Ma dernière peur, c'était que jamais personne ne croit en moi. Depuis que Jimmy m'a vu puis ses amis, elle s'est envolée.
Je ne pensais pas pouvoir être effrayé par autre chose depuis. Il semblerait que je me sois trompé.
Je survole, pour la douzième fois cette semaine, la maison d'Aurélien. Je n'ose pas aller le voir.

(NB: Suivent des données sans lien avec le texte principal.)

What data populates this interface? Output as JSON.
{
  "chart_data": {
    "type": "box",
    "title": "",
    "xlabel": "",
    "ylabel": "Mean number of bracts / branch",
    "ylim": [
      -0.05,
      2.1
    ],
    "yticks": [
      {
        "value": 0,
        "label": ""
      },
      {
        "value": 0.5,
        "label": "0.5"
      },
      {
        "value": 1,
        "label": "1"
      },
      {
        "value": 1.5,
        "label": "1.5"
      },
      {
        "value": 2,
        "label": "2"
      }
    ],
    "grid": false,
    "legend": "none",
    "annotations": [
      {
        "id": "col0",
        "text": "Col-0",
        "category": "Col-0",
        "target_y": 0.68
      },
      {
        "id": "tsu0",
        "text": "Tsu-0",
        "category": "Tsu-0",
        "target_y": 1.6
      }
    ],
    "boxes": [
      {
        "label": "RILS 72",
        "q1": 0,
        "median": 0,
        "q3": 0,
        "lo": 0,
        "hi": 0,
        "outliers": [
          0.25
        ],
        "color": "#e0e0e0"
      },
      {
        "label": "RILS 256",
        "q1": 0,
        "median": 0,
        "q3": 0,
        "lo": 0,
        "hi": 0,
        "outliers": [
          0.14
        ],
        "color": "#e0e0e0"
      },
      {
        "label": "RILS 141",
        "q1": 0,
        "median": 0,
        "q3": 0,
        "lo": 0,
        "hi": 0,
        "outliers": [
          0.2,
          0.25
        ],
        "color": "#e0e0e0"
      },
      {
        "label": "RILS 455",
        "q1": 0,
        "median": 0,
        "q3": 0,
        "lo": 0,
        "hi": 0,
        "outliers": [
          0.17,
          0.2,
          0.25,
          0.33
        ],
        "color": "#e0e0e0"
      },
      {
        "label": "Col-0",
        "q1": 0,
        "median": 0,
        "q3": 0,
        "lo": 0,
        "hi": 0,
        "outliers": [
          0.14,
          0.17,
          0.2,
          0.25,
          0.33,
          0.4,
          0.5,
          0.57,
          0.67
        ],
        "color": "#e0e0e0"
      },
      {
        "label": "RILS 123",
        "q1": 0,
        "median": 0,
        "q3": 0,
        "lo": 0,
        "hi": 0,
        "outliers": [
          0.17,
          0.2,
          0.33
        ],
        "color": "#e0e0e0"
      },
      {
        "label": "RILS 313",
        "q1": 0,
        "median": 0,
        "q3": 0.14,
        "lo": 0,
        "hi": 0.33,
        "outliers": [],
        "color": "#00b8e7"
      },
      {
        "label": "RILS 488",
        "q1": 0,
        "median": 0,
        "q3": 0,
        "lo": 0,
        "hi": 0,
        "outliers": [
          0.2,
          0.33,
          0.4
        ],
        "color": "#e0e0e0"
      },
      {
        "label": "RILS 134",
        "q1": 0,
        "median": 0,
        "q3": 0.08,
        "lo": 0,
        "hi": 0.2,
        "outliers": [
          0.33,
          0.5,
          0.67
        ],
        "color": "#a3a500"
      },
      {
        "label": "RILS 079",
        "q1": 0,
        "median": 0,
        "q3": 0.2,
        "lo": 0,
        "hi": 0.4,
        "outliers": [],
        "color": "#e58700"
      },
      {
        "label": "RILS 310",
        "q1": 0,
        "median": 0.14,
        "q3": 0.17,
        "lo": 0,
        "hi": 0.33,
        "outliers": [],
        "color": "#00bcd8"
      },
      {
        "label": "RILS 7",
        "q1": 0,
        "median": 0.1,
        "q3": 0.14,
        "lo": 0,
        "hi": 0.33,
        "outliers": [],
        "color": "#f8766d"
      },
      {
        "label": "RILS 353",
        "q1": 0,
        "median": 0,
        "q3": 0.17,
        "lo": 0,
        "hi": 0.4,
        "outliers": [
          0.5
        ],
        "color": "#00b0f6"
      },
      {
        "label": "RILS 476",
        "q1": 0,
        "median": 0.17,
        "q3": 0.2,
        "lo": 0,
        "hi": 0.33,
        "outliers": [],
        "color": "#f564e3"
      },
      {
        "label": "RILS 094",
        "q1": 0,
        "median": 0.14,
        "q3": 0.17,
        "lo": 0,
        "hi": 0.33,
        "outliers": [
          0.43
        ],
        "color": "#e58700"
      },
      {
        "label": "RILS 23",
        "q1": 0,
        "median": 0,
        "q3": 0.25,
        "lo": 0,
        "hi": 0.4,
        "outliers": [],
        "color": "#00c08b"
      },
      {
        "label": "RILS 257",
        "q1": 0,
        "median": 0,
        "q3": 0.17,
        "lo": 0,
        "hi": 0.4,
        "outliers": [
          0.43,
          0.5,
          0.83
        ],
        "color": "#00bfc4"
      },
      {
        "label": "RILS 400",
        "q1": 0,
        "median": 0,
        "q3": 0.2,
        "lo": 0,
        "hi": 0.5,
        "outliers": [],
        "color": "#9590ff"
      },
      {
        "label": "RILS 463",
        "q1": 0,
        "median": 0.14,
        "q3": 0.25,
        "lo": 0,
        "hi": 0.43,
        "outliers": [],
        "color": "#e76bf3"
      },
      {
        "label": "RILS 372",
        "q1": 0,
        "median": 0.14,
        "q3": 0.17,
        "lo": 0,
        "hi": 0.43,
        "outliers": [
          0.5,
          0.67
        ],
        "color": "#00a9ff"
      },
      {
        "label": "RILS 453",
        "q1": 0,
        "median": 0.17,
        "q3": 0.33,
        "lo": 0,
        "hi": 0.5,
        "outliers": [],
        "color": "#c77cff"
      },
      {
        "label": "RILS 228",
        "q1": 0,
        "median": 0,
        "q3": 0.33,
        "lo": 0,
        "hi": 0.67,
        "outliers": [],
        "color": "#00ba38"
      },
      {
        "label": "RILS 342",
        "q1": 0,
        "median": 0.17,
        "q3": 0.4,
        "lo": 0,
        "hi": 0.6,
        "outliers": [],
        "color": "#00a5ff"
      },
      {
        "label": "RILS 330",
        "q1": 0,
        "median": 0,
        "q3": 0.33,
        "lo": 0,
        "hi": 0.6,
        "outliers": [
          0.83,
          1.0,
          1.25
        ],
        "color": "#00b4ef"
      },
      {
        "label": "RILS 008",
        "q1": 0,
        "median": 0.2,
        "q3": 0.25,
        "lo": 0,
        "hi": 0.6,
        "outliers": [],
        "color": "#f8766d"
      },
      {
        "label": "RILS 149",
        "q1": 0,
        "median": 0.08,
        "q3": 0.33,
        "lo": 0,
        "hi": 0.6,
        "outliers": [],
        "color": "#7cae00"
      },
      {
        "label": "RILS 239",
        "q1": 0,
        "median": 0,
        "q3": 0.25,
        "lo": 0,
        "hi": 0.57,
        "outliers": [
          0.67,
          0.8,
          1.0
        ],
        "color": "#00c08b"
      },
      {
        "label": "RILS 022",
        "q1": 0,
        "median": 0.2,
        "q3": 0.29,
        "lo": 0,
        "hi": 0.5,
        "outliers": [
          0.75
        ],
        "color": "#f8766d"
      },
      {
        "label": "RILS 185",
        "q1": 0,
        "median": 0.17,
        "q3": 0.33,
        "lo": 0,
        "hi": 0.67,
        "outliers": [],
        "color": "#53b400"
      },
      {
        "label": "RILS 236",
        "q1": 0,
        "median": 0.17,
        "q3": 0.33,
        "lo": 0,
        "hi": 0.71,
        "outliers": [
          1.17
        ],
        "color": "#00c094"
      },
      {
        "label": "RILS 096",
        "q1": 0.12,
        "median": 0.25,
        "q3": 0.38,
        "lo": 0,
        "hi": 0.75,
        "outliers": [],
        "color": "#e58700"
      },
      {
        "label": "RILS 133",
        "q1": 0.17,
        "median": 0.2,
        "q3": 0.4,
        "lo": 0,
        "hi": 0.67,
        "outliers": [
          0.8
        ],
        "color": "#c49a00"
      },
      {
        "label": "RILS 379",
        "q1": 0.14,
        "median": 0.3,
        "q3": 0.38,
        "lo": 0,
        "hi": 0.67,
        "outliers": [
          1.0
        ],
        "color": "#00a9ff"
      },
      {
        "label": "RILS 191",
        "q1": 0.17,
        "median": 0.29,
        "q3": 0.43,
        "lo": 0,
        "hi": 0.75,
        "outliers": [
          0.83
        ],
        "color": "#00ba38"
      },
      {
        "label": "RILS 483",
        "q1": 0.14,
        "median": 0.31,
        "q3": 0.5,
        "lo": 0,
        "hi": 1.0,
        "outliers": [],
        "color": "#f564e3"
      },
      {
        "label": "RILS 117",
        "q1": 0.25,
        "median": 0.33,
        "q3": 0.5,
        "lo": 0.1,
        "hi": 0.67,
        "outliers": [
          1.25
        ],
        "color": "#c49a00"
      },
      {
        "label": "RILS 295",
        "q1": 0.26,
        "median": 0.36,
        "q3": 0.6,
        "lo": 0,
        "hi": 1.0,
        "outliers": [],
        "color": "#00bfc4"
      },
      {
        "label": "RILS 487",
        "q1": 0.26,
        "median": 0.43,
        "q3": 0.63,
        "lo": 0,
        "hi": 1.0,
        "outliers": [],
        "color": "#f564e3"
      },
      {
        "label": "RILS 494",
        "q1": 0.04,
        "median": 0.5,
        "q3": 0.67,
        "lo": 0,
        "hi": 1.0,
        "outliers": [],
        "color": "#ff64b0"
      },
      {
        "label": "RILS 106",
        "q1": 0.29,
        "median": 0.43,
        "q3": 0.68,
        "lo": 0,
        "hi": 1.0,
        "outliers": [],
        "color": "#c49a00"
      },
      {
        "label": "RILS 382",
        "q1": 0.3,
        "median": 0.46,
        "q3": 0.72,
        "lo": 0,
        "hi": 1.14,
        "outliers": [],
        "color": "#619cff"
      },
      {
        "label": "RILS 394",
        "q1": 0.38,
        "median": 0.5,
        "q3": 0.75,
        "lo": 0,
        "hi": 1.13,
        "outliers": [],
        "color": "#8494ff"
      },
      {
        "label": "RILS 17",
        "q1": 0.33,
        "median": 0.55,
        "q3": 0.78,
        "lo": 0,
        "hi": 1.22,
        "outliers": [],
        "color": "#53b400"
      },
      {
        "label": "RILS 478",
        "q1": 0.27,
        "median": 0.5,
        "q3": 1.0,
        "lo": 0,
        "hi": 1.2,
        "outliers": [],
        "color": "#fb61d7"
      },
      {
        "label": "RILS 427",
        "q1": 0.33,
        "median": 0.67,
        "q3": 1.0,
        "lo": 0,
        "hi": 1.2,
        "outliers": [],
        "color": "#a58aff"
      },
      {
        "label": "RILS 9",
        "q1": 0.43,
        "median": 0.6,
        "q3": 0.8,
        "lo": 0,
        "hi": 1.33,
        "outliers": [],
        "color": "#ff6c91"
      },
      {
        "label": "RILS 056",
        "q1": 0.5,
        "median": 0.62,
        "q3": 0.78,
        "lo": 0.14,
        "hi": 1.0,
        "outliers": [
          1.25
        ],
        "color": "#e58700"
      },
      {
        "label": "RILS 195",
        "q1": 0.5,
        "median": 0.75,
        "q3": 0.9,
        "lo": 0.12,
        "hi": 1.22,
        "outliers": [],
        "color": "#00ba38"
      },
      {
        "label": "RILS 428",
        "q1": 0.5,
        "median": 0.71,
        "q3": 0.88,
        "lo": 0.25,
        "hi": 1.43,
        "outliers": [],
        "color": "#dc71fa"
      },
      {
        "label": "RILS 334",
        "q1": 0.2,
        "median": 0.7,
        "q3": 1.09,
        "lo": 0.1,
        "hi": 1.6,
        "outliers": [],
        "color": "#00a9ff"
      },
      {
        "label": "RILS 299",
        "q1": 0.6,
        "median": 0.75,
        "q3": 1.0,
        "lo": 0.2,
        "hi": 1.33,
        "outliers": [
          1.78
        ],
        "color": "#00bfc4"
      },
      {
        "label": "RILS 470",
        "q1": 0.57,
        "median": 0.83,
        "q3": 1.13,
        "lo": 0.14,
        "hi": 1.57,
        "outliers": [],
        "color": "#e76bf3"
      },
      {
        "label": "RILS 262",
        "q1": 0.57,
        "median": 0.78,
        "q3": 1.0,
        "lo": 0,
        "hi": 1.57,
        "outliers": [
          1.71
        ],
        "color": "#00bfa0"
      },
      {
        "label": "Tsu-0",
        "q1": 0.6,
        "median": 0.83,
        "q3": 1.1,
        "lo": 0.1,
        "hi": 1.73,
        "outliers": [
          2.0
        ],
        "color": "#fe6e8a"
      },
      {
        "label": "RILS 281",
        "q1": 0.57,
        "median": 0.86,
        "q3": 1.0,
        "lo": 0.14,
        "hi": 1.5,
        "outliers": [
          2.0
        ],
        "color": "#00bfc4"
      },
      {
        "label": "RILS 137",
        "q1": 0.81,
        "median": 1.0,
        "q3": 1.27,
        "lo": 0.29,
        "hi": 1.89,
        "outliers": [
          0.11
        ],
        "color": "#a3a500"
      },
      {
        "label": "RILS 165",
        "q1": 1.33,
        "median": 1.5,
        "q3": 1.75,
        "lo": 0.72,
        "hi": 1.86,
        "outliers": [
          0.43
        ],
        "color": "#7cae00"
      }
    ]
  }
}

J'ai un peu peur de ce qui pourrait se passer. Mais qu'est-ce qu'il pourrait arriver exactement ? Est-ce que ce serait grave?
Je m'arrête dans les airs et, après une courte réflexion, je reviens sur mes pas. Puis je m'arrête à nouveau et fais un deuxième demi-tour en soupirant. C'est devenu une habitude maintenant.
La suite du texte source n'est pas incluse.